Scaling Early Warning for Conflict-Related Sexual Violence
© Albert Gonzalez Farron, UNAMID – Creative Commons LicenseWhat is the challenge
Conflict‑related sexual violence (CRSV) is one of the most devastating, underreported, and poorly monitored violations in crisis settings. Survivors, including women, girls, LGBTQ+ individuals, prisoners of war, and other marginalised groups, face significant barriers to accessing justice, protection, and essential services. Insecurity, stigma, weak legal systems, and widespread impunity further limit reporting and accountability.
Across contexts such as the Democratic Republic of Congo, South Sudan, Myanmar, and Ukraine, UN Human Rights has documented alarming patterns of CRSV, with over 70 percent of listed perpetrators remaining non‑compliant for five years or more. Gender-based violence in conflict, post-conflict and humanitarian settings is rising. Full reporting of every case is impossible, particularly when humanitarian, human rights and NGO staff are attacked in conflict zones and prevented from accessing them.

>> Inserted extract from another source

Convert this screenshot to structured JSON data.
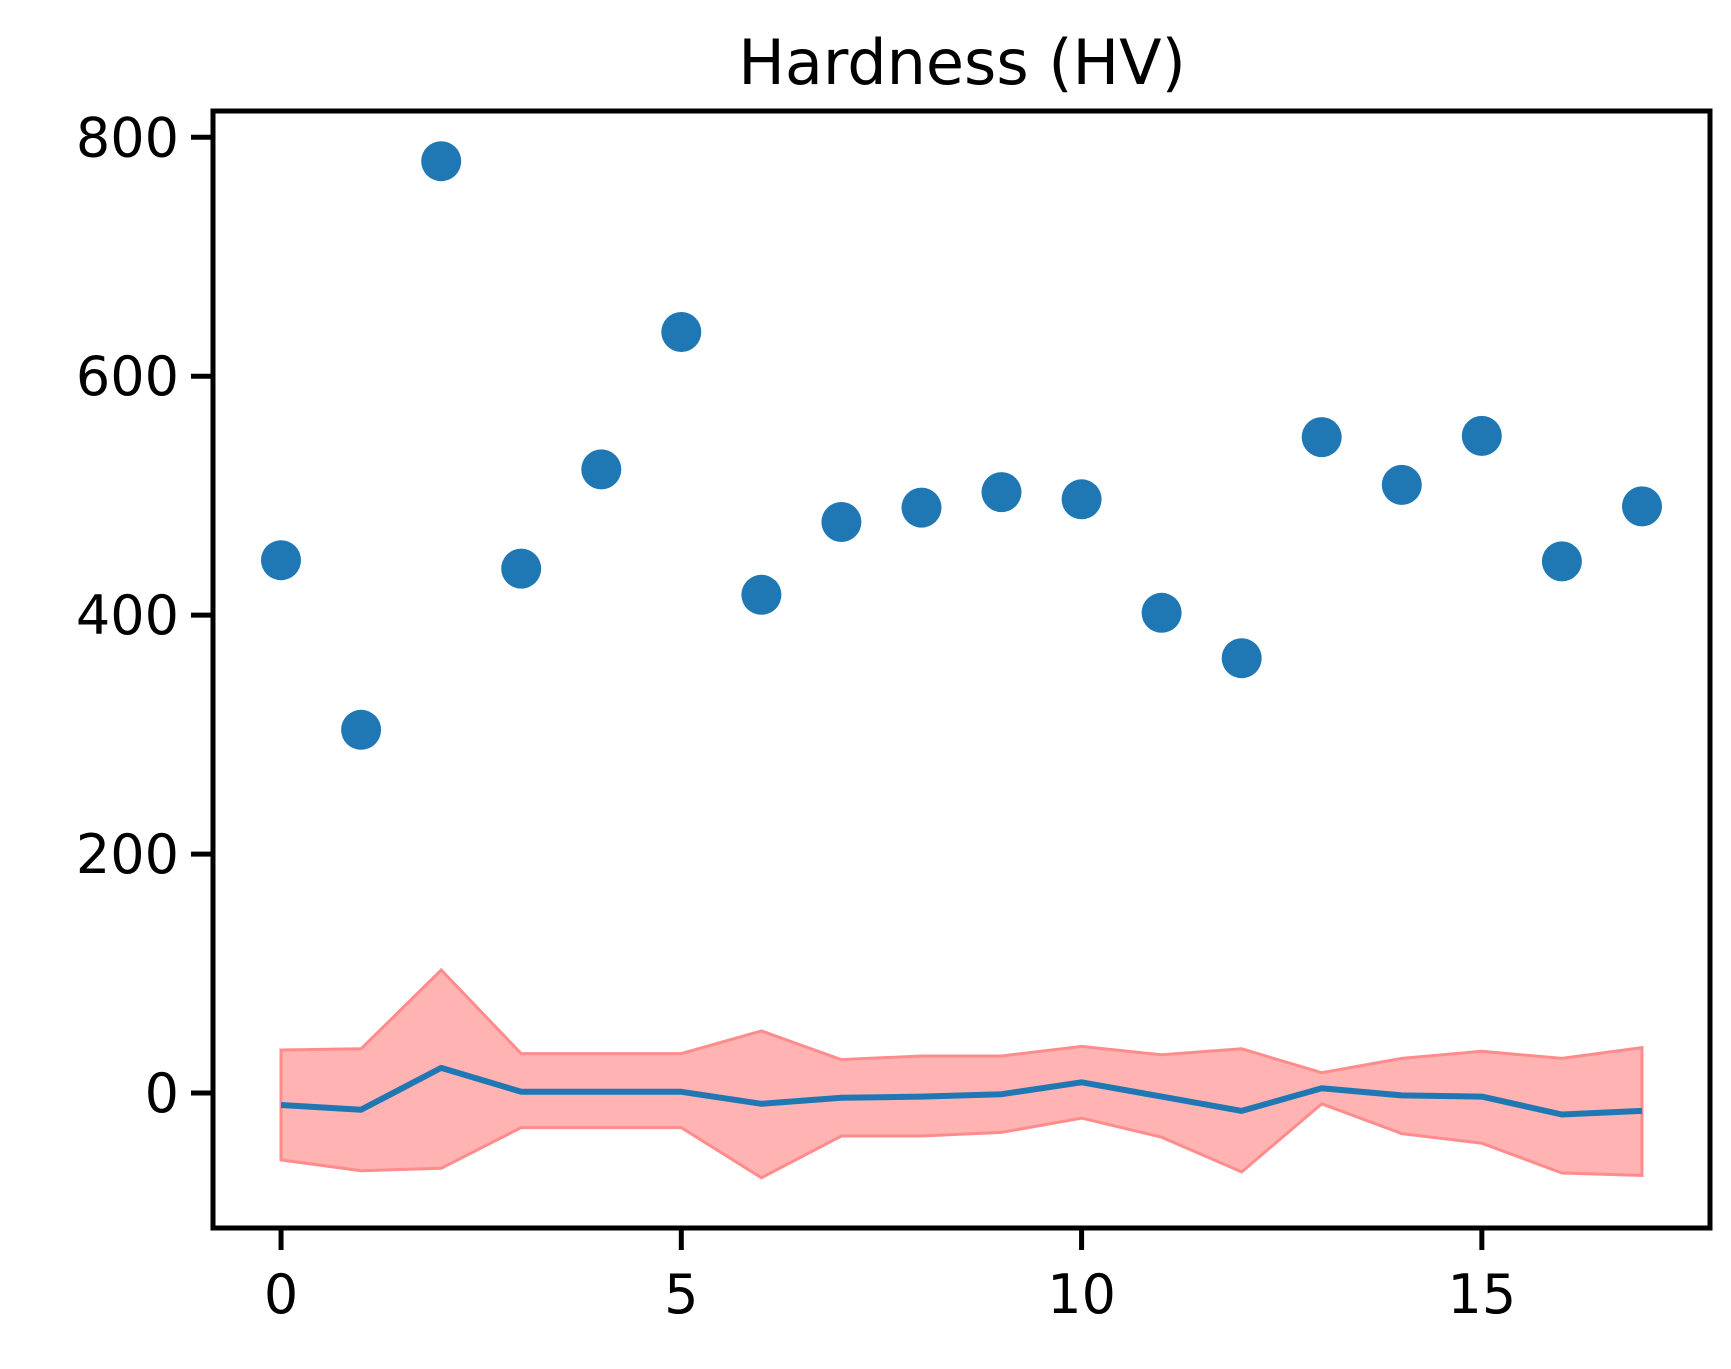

Despite growing demand for early warning and anticipatory action, CRSV data remains fragmented across open sources, partner datasets, civic space indicators, and information on arms and ammunition flows. Current monitoring systems often fail to capture escalation early enough to shape humanitarian response or inform survivor‑centred protection planning. The UN Secretary‑General has called for strengthened monitoring, survivor‑centred approaches, and the use of innovative technologies to support documentation, analysis, and accountability. At the same time, cuts to humanitarian and development aid by international donors are impacting prevention programmes.
This project responds directly to these gaps by by enabling faster, rights‑respecting detection of CRSV risks and helping humanitarian, development, and peace actors act before violence escalates, and to provide an evidence base to hold perpetrators accountable.
What is innovative about the project
Violet.AI scales a proven, AI‑enabled, privacy‑preserving system developed by the Office of the United Nations High Commissioner for Human Rights (OHCHR) to automate and enhance the detection, analysis, and early warning of CRSV. The system consolidates CRSV‑related information from open sources and trusted partners using machine learning and natural language processing, builds high‑quality canonical datasets, and generates risk scores and trend analysis. It also incorporates synthetic data generation and differential privacy to preserve confidentiality and prevent reidentification while enabling safe insights from sensitive datasets.
A major innovation is its integration of CRSV data with complementary datasets, including arms and ammunition flows from UNIDIR, civic space indicators from OHCHR’s internal Civic Space Pulse platform (such as internet shutdowns and protest repression), and verified incident‑level data from Insecurity Insight. This multi‑layered risk modelling allows Violet.AI to identify enabling conditions and direct threats to communities in real time.
Insights are delivered through a secure dashboard and API with differential access levels, designed for field use by women‑led protection networks, humanitarian responders, and UN early warning systems. The system aligns with JIAF, protection cluster frameworks, and OHCHR’s Human Rights‑Based Approach to Data, ensuring that innovation reinforces, rather than jeopardises, the rights of survivors and affected communities.
What are the expected outcomes
During the project period, Violet.AI will:
- Scale the current pilot from 8 conflict‑affected countries to new geographies with high CRSV risk.
- Integrate new data pipelines, including arms flows, insights on civic space deterioration, and attacks on human rights defenders.
- Deploy secure CRSV dashboards and risk‑scoring tools for humanitarian, development, peace and human rights actors.
- Support anticipatory action through improved early warning and near real‑time insights for protection coordination.
- Strengthen local ownership, including through co‑design workshops with women’s rights groups and survivor networks.
In the longer term, the project aims to:
- Institutionalise CRSV early warning capacity across the UN system.
- Build a sustainable, rights‑respecting protection data infrastructure across 20+ countries.
- Provide a global public good aligned with the Women, Peace and Security agenda.
- Improve compliance with arms control and disarmament frameworks through better data on weapons‑enabled violence.
- Reduce the incidence and severity of CRSV by enabling earlier, more targeted, and coordinated protection interventions.
Who are the project partners
The project is led by OHCHR – Innovation and Analytics Hub, which serves as system developer and provides overall quality assurance, human rights verification, and deployment across UN Human Rights operations.
UN Institute for Disarmament Research (UNIDIR) provides arms and ammunition flow data; integrates weapons‑related insights into CRSV early warning; supports research, modelling, and dashboard development.
Insecurity Insight supplies high‑frequency incident data on CRSV and related protection threats; supports schema harmonization and trend analysis.
Technology and trusted local partners and women‑led organizations engaged in building digital infrastructure, and in participatory design, validation, and contextualization of protection indicators; support survivor‑centred usage and community adoption.